Ben Spector connected that thesis to his own background. During his Stanford PhD, he said, he worked on early Megakernels research, “trying to make GPUs do weird stuff.” At Flapping Airplanes, he said the team is going further in “spiritually similar directions,” trying to “abuse the crap out of GPUs in ways that haven’t been done before.”

Ben then described the programming-model problem. Current machine-learning frameworks are easy to use because they synthesize a single-threaded programming model on top of massively parallel processors. A programmer writes a sequence like Matmul, Attention, Matmul, RMS Norm; under the hood, the system dispatches work across parallel hardware.

But Ben argued that this model breaks down for more irregular computations. The examples he showed had increasingly sparse and complex routing patterns between operations. Those patterns, he said, are “not easily expressed in current frameworks.”

He then showed what he called a teaser of Flapping Airplanes’ internal framework: a virtual machine that “takes over the whole GPU” so the team can run its own execution model. He emphasized that the displayed trace was not a real workload, but a stylized example of something asymptotically inefficient to run in PyTorch: “a very small batch, kind of deeply pipelined, Hogwild style training loop.”

The systems work matters, in Ben’s framing, because it opens algorithmic space. New systems enable new algorithms, and the company believes many of those algorithms are relevant to data efficiency. The core work is the co-optimization of the two.

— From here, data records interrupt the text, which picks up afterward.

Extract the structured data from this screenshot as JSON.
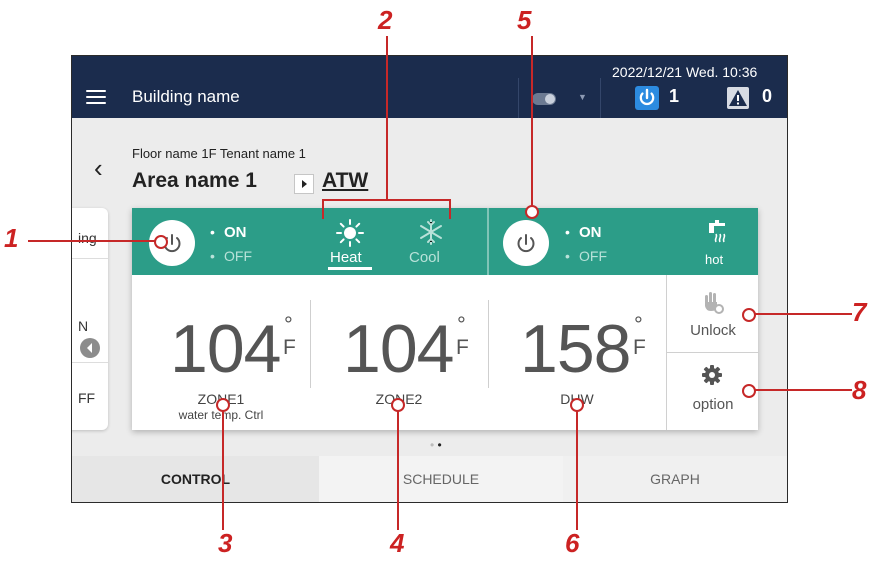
{
  "header": {
    "building": "Building name",
    "datetime": "2022/12/21 Wed. 10:36",
    "power_count": "1",
    "alert_count": "0"
  },
  "nav": {
    "floor": "Floor name 1F Tenant name 1",
    "area": "Area name 1",
    "atw": "ATW"
  },
  "left_card": {
    "frag1": "ing",
    "frag2": "N",
    "frag3": "FF"
  },
  "unit1": {
    "on": "ON",
    "off": "OFF",
    "heat": "Heat",
    "cool": "Cool"
  },
  "unit2": {
    "on": "ON",
    "off": "OFF",
    "hot": "hot"
  },
  "temps": [
    {
      "value": "104",
      "unit": "F",
      "label": "ZONE1",
      "sub": "water temp. Ctrl"
    },
    {
      "value": "104",
      "unit": "F",
      "label": "ZONE2"
    },
    {
      "value": "158",
      "unit": "F",
      "label": "DHW"
    }
  ],
  "buttons": {
    "unlock": "Unlock",
    "option": "option"
  },
  "tabs": [
    "CONTROL",
    "SCHEDULE",
    "GRAPH"
  ],
  "callouts": [
    "1",
    "2",
    "3",
    "4",
    "5",
    "6",
    "7",
    "8"
  ],
  "colors": {
    "header": "#1b2c4d",
    "teal": "#2c9d88",
    "callout": "#cc2222",
    "power_badge": "#2c8be0"
  }
}
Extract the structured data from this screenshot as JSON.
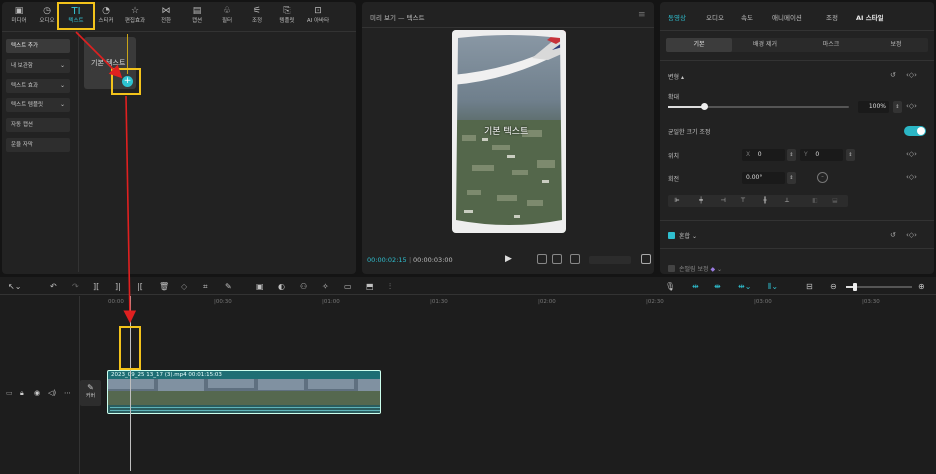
{
  "toolbar": {
    "tabs": [
      {
        "label": "미디어",
        "icon": "media-icon"
      },
      {
        "label": "오디오",
        "icon": "audio-icon"
      },
      {
        "label": "텍스트",
        "icon": "text-icon",
        "active": true
      },
      {
        "label": "스티커",
        "icon": "sticker-icon"
      },
      {
        "label": "편집효과",
        "icon": "effects-icon"
      },
      {
        "label": "전환",
        "icon": "transition-icon"
      },
      {
        "label": "캡션",
        "icon": "caption-icon"
      },
      {
        "label": "필터",
        "icon": "filter-icon"
      },
      {
        "label": "조정",
        "icon": "adjust-icon"
      },
      {
        "label": "템플릿",
        "icon": "template-icon"
      },
      {
        "label": "AI 아바타",
        "icon": "ai-avatar-icon"
      }
    ]
  },
  "sidebar": {
    "items": [
      {
        "label": "텍스트 추가"
      },
      {
        "label": "내 보관함"
      },
      {
        "label": "텍스트 효과"
      },
      {
        "label": "텍스트 템플릿"
      },
      {
        "label": "자동 캡션"
      },
      {
        "label": "운율 자막"
      }
    ]
  },
  "text_tile": {
    "label": "기본 텍스트"
  },
  "preview": {
    "title": "미리 보기 — 텍스트",
    "overlay_text": "기본 텍스트",
    "time_current": "00:00:02:15",
    "time_total": "00:00:03:00"
  },
  "properties": {
    "tabs": [
      "동영상",
      "오디오",
      "속도",
      "애니메이션",
      "조정",
      "AI 스타일"
    ],
    "subtabs": [
      "기본",
      "배경 제거",
      "마스크",
      "보정"
    ],
    "transform_label": "변형",
    "scale_label": "확대",
    "scale_value": "100%",
    "scale_level": 0.2,
    "uniform_scale_label": "균일한 크기 조정",
    "position_label": "위치",
    "pos_x_label": "X",
    "pos_x_value": "0",
    "pos_y_label": "Y",
    "pos_y_value": "0",
    "rotate_label": "회전",
    "rotate_value": "0.00°",
    "blend_label": "혼합",
    "stabilize_label": "손떨림 보정"
  },
  "timeline": {
    "ruler_labels": [
      "00:00",
      "|00:30",
      "|01:00",
      "|01:30",
      "|02:00",
      "|02:30",
      "|03:00",
      "|03:30"
    ],
    "clip_label": "2023_09_25 13_17 (3).mp4   00:01:15:03",
    "cover_label": "커버"
  },
  "colors": {
    "accent": "#2fbfcf",
    "highlight": "#f3c31b",
    "arrow": "#e02020",
    "clip": "#1e6e74"
  }
}
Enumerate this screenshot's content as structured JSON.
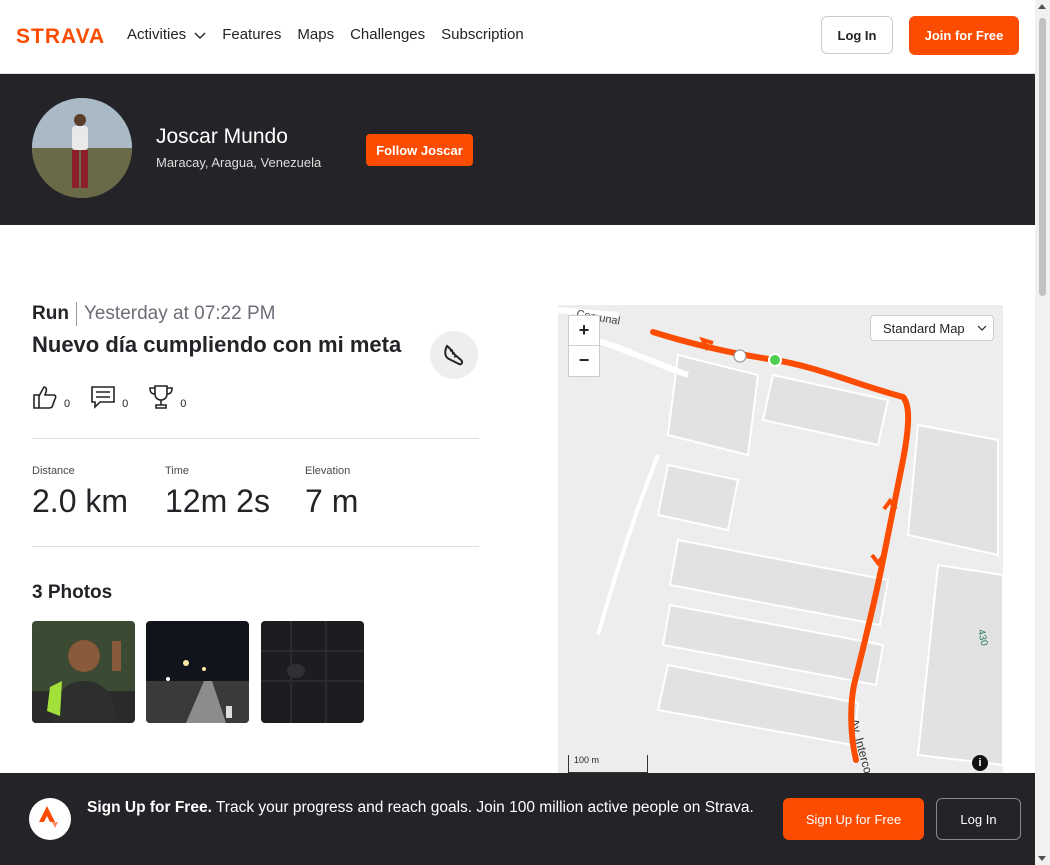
{
  "nav": {
    "logo": "STRAVA",
    "links": [
      "Activities",
      "Features",
      "Maps",
      "Challenges",
      "Subscription"
    ],
    "login_label": "Log In",
    "join_label": "Join for Free"
  },
  "athlete": {
    "name": "Joscar Mundo",
    "location": "Maracay, Aragua, Venezuela",
    "follow_label": "Follow Joscar"
  },
  "activity": {
    "type": "Run",
    "date": "Yesterday at 07:22 PM",
    "title": "Nuevo día cumpliendo con mi meta",
    "kudos": "0",
    "comments": "0",
    "achievements": "0",
    "stats": [
      {
        "label": "Distance",
        "value": "2.0 km"
      },
      {
        "label": "Time",
        "value": "12m 2s"
      },
      {
        "label": "Elevation",
        "value": "7 m"
      }
    ],
    "photos_title": "3 Photos"
  },
  "map": {
    "style_label": "Standard Map",
    "scale_label": "100 m",
    "street_label": "Av. Interco",
    "street_label_2": "Comunal",
    "route_number": "430",
    "route_color": "#fc4c02"
  },
  "footer": {
    "headline": "Sign Up for Free.",
    "text": "Track your progress and reach goals. Join 100 million active people on Strava.",
    "signup_label": "Sign Up for Free",
    "login_label": "Log In"
  },
  "colors": {
    "brand": "#fc4c02",
    "dark": "#242428"
  }
}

Asher closed by tying that technical posture to hiring. The team works with people who have trained large models, he said, but it is also looking for people with unconventional backgrounds who can help “change the paradigm.” The recruiting slide listed examples of the kind of unconventional profile the company values: a Clash of Clans world champion, a current high school student, an IMO perfect score, and “1T model enjoyers.”